C0 doesn't exist, and 24 is $
Doesn't seem right to me... Hmmm. I thought that first.
ASCII characters take up a byte each, which is two hexadecimal digits. To know what digits go to what characters you need to look at an ASCII table, of which there are many that are easy to find online.
With ASCII characters the order of the bytes and the order of the characters should be the same, so you shouldn't have to worry about that. So 0xC024 would be two characters, the one represented by 'C0' followed by '24'.

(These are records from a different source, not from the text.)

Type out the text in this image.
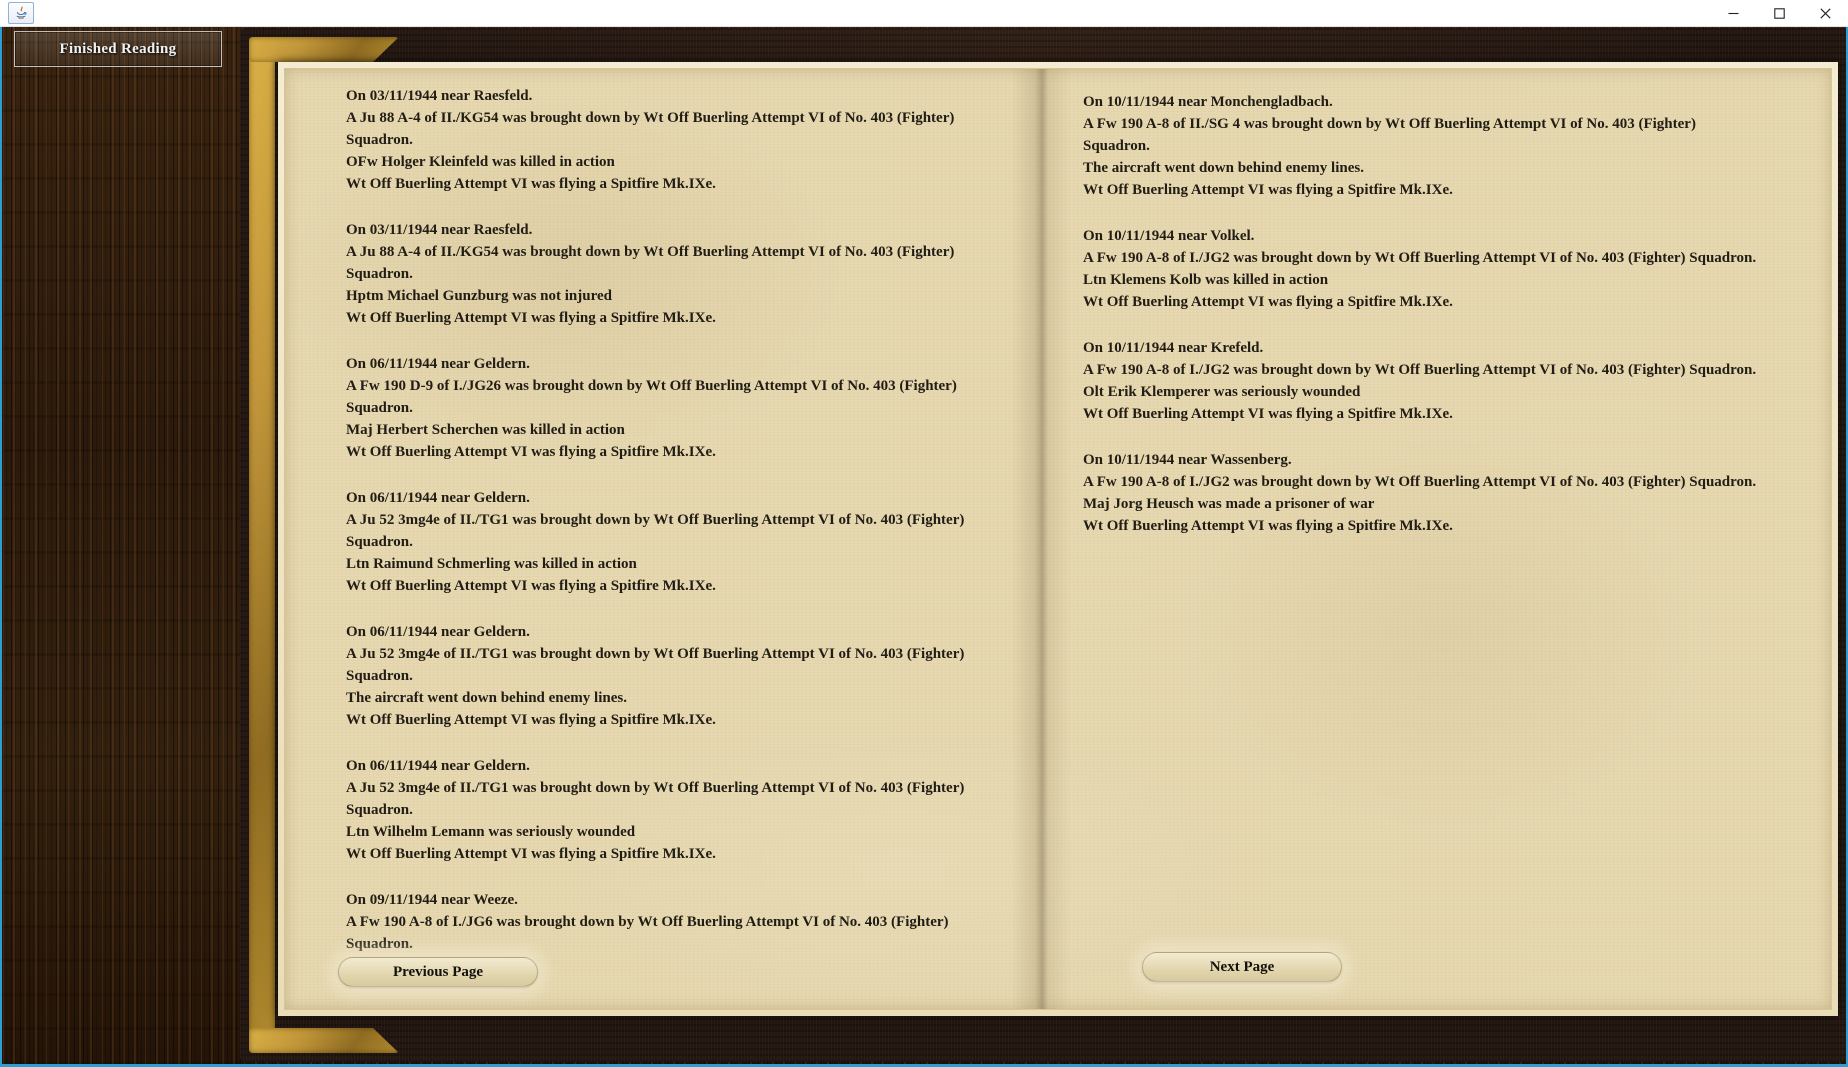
Finished Reading
On 03/11/1944 near Raesfeld.
A Ju 88 A-4 of II./KG54 was brought down by Wt Off Buerling Attempt VI of No. 403 (Fighter)
Squadron.
OFw Holger Kleinfeld was killed in action
Wt Off Buerling Attempt VI was flying a Spitfire Mk.IXe.
On 03/11/1944 near Raesfeld.
A Ju 88 A-4 of II./KG54 was brought down by Wt Off Buerling Attempt VI of No. 403 (Fighter)
Squadron.
Hptm Michael Gunzburg was not injured
Wt Off Buerling Attempt VI was flying a Spitfire Mk.IXe.
On 06/11/1944 near Geldern.
A Fw 190 D-9 of I./JG26 was brought down by Wt Off Buerling Attempt VI of No. 403 (Fighter)
Squadron.
Maj Herbert Scherchen was killed in action
Wt Off Buerling Attempt VI was flying a Spitfire Mk.IXe.
On 06/11/1944 near Geldern.
A Ju 52 3mg4e of II./TG1 was brought down by Wt Off Buerling Attempt VI of No. 403 (Fighter)
Squadron.
Ltn Raimund Schmerling was killed in action
Wt Off Buerling Attempt VI was flying a Spitfire Mk.IXe.
On 06/11/1944 near Geldern.
A Ju 52 3mg4e of II./TG1 was brought down by Wt Off Buerling Attempt VI of No. 403 (Fighter)
Squadron.
The aircraft went down behind enemy lines.
Wt Off Buerling Attempt VI was flying a Spitfire Mk.IXe.
On 06/11/1944 near Geldern.
A Ju 52 3mg4e of II./TG1 was brought down by Wt Off Buerling Attempt VI of No. 403 (Fighter)
Squadron.
Ltn Wilhelm Lemann was seriously wounded
Wt Off Buerling Attempt VI was flying a Spitfire Mk.IXe.
On 09/11/1944 near Weeze.
A Fw 190 A-8 of I./JG6 was brought down by Wt Off Buerling Attempt VI of No. 403 (Fighter)
Squadron.
On 10/11/1944 near Monchengladbach.
A Fw 190 A-8 of II./SG 4 was brought down by Wt Off Buerling Attempt VI of No. 403 (Fighter)
Squadron.
The aircraft went down behind enemy lines.
Wt Off Buerling Attempt VI was flying a Spitfire Mk.IXe.
On 10/11/1944 near Volkel.
A Fw 190 A-8 of I./JG2 was brought down by Wt Off Buerling Attempt VI of No. 403 (Fighter) Squadron.
Ltn Klemens Kolb was killed in action
Wt Off Buerling Attempt VI was flying a Spitfire Mk.IXe.
On 10/11/1944 near Krefeld.
A Fw 190 A-8 of I./JG2 was brought down by Wt Off Buerling Attempt VI of No. 403 (Fighter) Squadron.
Olt Erik Klemperer was seriously wounded
Wt Off Buerling Attempt VI was flying a Spitfire Mk.IXe.
On 10/11/1944 near Wassenberg.
A Fw 190 A-8 of I./JG2 was brought down by Wt Off Buerling Attempt VI of No. 403 (Fighter) Squadron.
Maj Jorg Heusch was made a prisoner of war
Wt Off Buerling Attempt VI was flying a Spitfire Mk.IXe.
Previous Page	Next Page
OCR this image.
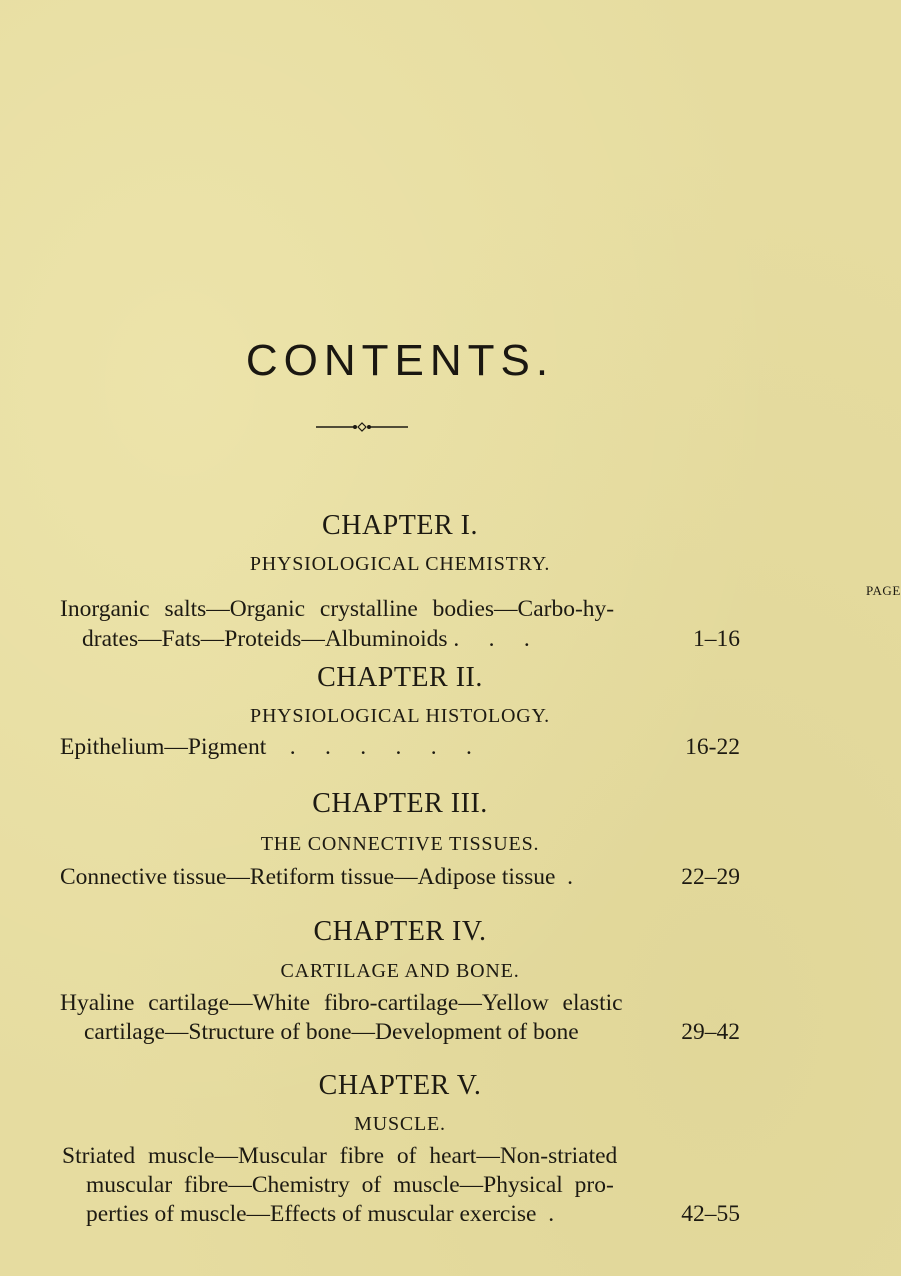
CONTENTS.
CHAPTER I.
PHYSIOLOGICAL CHEMISTRY.
PAGE
Inorganic salts—Organic crystalline bodies—Carbo-hy-
drates—Fats—Proteids—Albuminoids .     .     .	1–16
CHAPTER II.
PHYSIOLOGICAL HISTOLOGY.
Epithelium—Pigment    .     .     .     .     .     .	16-22
CHAPTER III.
THE CONNECTIVE TISSUES.
Connective tissue—Retiform tissue—Adipose tissue  .	22–29
CHAPTER IV.
CARTILAGE AND BONE.
Hyaline cartilage—White fibro-cartilage—Yellow elastic
cartilage—Structure of bone—Development of bone	29–42
CHAPTER V.
MUSCLE.
Striated muscle—Muscular fibre of heart—Non-striated
muscular fibre—Chemistry of muscle—Physical pro-
perties of muscle—Effects of muscular exercise  .	42–55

Endianness comes up with numerical values, where the position of the least and most significant bytes of a number can differ between different platforms. For example, the raw binary format of the number one in a 32-bit integer would be represented on an Intel x86 platform by the hexadecimal sequence "01 00 00 00", where as the other order used by some other platforms and as the network byte order would be "00 00 00 01". Within a byte or if you have a raw array of bytes instead of a numeric value then the order should be the same either way at the software level.